Mechanism for users to receive updated data from data sources

Data feed is a mechanism for users to receive updated data from data sources. It is commonly used by real-time applications in point-to-point settings as well as on the World Wide Web. The latter is also called web feed. News feed is a popular form of web feed. RSS feed makes dissemination of blogs easy. Product feeds play increasingly important role in e-commerce and internet marketing, as well as news distribution, international markets, and cybersecurity. Data feeds usually require structured data that include different labelled fields, such as "title" or "product".

==Data feed formats==
- RSS 1.0, 2.0
- Atom feed
- RDF feed
- Comma-separated values (CSV)
- JSON
- XML

==Emerging semantic data feed==
The Web is evolving into a web of data or Semantic Web. Data will be encoded by Semantic Web languages like RDF or OWL according to many experts' visions. So, it is not difficult to envision data feeds will be also in the form of RDF or OWL. A big advantage of providing semantic data feeds, i.e. feeding data in Semantic Web standards, is that the data can then be readily consumed and reused by other computers.

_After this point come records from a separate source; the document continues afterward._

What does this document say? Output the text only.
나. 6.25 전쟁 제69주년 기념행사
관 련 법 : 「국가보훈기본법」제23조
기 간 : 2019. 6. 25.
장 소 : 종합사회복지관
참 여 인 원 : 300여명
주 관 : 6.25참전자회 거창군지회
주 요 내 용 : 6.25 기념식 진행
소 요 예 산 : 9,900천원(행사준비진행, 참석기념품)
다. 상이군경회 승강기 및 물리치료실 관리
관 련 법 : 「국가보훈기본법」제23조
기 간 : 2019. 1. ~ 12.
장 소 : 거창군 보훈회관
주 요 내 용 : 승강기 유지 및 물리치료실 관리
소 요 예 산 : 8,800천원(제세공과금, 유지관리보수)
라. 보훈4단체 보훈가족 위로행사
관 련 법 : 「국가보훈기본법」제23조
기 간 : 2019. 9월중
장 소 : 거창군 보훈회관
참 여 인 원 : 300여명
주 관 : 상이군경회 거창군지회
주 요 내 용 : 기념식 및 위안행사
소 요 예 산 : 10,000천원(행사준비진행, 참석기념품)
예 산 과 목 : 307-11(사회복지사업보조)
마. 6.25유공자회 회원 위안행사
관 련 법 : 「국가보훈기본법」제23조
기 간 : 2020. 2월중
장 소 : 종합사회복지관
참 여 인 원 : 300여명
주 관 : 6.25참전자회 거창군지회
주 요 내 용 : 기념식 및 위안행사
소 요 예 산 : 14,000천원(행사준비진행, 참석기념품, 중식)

==CSV data feed and affiliate marketing==
CSV (Comma-separated values) data feeds are mostly being used within affiliate marketing. Affiliate or so called publisher websites use the CSV file to load product information from online stores. This way it is a lot easier to load thousands of products to the website. CSV is not structured like a document, as XML is, but it has a good layout for integration. Like XML, CSV format and semantics can be declared using validation languages.

Most of these delimited file formats can easily be created and loaded with any spreadsheet program like Excel.